The company’s public narrative is that Getswift is a very successful junior SaaS product growing rapidly, with great customer reviews and a huge untapped market. This type of company should not need to be acquiring anything, especially not so early in its journey when management should be ruthlessly focused on the core business. Frankly, Getswift has so little infrastructure (although it has been hiring actively recently) that I would expect management to be run off their feet.
That’s even before you get into the boilerplate risks of acquisitions. Sure the industry might be fragmented, but if the valuation of Getswift is anything to go by, it’s not exactly full of bargains. A small acquisition (<$20m) might make sense, but if Getswift makes, say, a ~$100m acquisition, that will be a screaming red siren in my opinion – especially if acquired revenues are multiples of their own.
Personally I think you can forget trying to do proper analysis here. To my mind, the other concerns with lack of disclosure and the disturbing report from AFR today outweigh literally everything else positive about Getswift.
I’ll wrap it up there, but first, a nod to the myriad other people who were quick to call out problems with Getswift. Seaforth Ben, Steve Johnson at Forager, Totus Capital, and one individual who asked not to be named but as far as I know was the very first to point out that the emperor had no clothes.
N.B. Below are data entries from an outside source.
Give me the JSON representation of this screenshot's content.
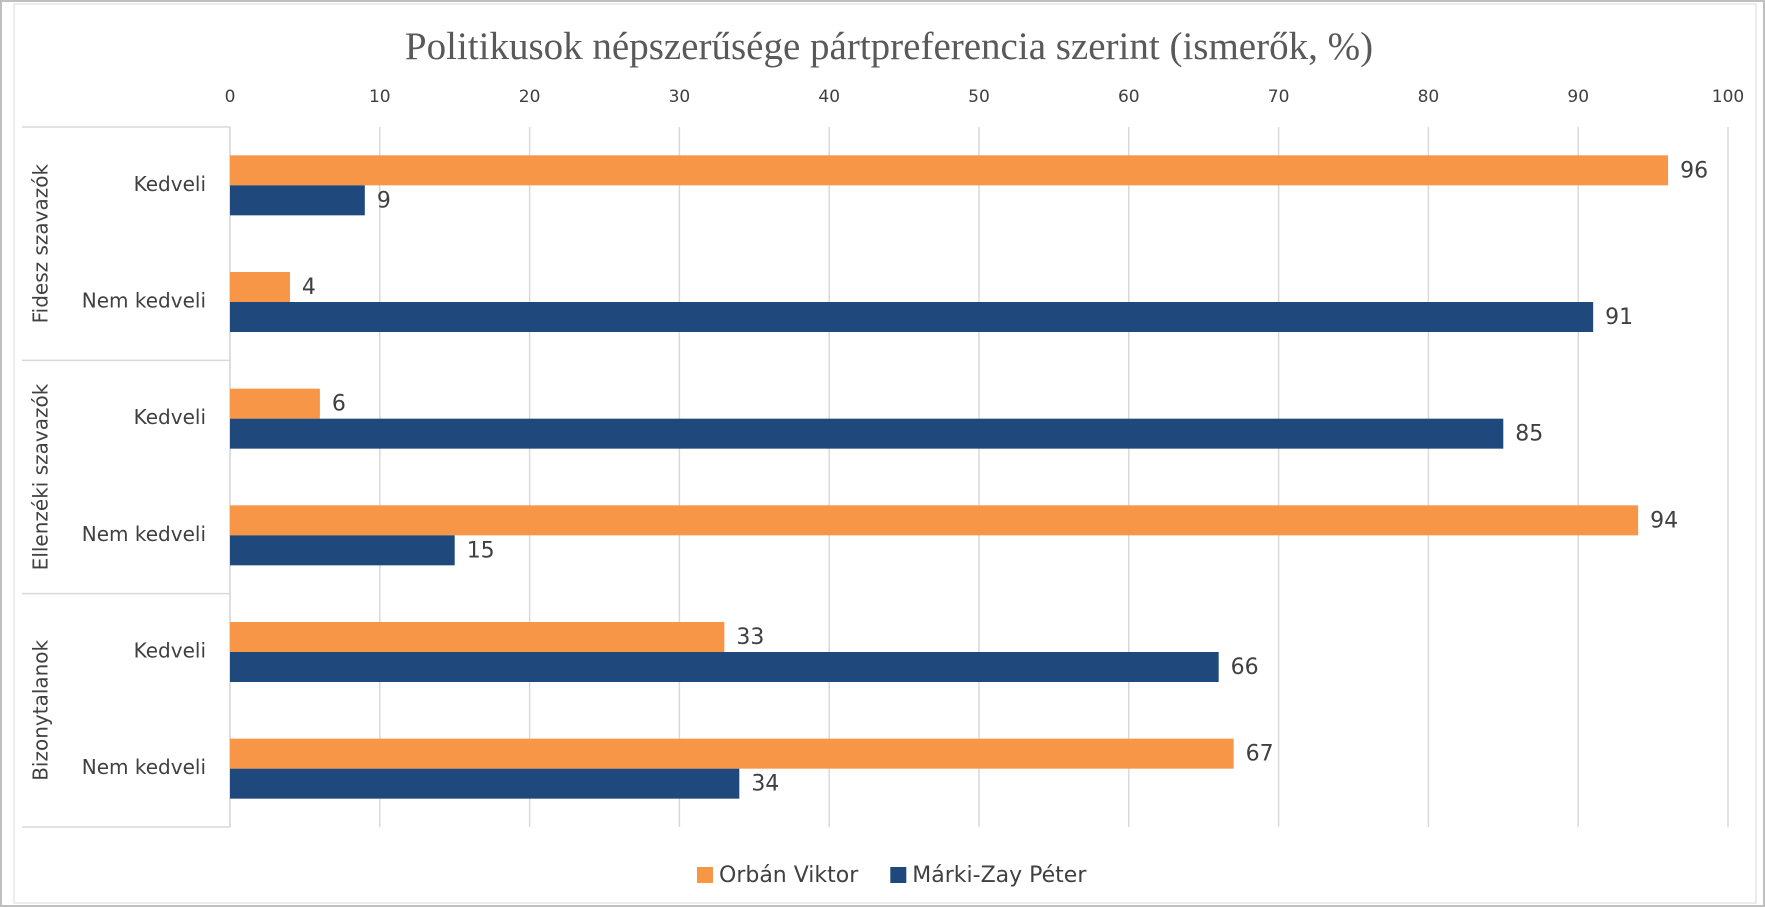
{
  "chart_data": {
    "type": "bar",
    "orientation": "horizontal",
    "title": "Politikusok népszerűsége pártpreferencia szerint (ismerők, %)",
    "groups": [
      "Fidesz szavazók",
      "Ellenzéki szavazók",
      "Bizonytalanok"
    ],
    "categories": [
      "Kedveli",
      "Nem kedveli",
      "Kedveli",
      "Nem kedveli",
      "Kedveli",
      "Nem kedveli"
    ],
    "series": [
      {
        "name": "Orbán Viktor",
        "color": "#f79646",
        "values": [
          96,
          4,
          6,
          94,
          33,
          67
        ]
      },
      {
        "name": "Márki-Zay Péter",
        "color": "#1f497d",
        "values": [
          9,
          91,
          85,
          15,
          66,
          34
        ]
      }
    ],
    "xlim": [
      0,
      100
    ],
    "xticks": [
      0,
      10,
      20,
      30,
      40,
      50,
      60,
      70,
      80,
      90,
      100
    ],
    "grid": true,
    "legend": "bottom"
  }
}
I think Getswift is in deep shit. The AFR has scented blood and so have the short sellers. Do journalists become more savage if their publication has previously posted glowing reviews of a company? I look forward to seeing how it plays out.
I have no position in any companies mentioned in this post. I do not intend to take an investment position of any kind in Getswift. I have no relationship whatsoever with the AFR or anybody employed by, or consulting to, Getswift. This is a disclosure and not a recommendation.
Comments: 1
Let’s see what our regulator does . I’m not holding my breath. Plenty of companies with shonky management where directors sell just before a bad announcement.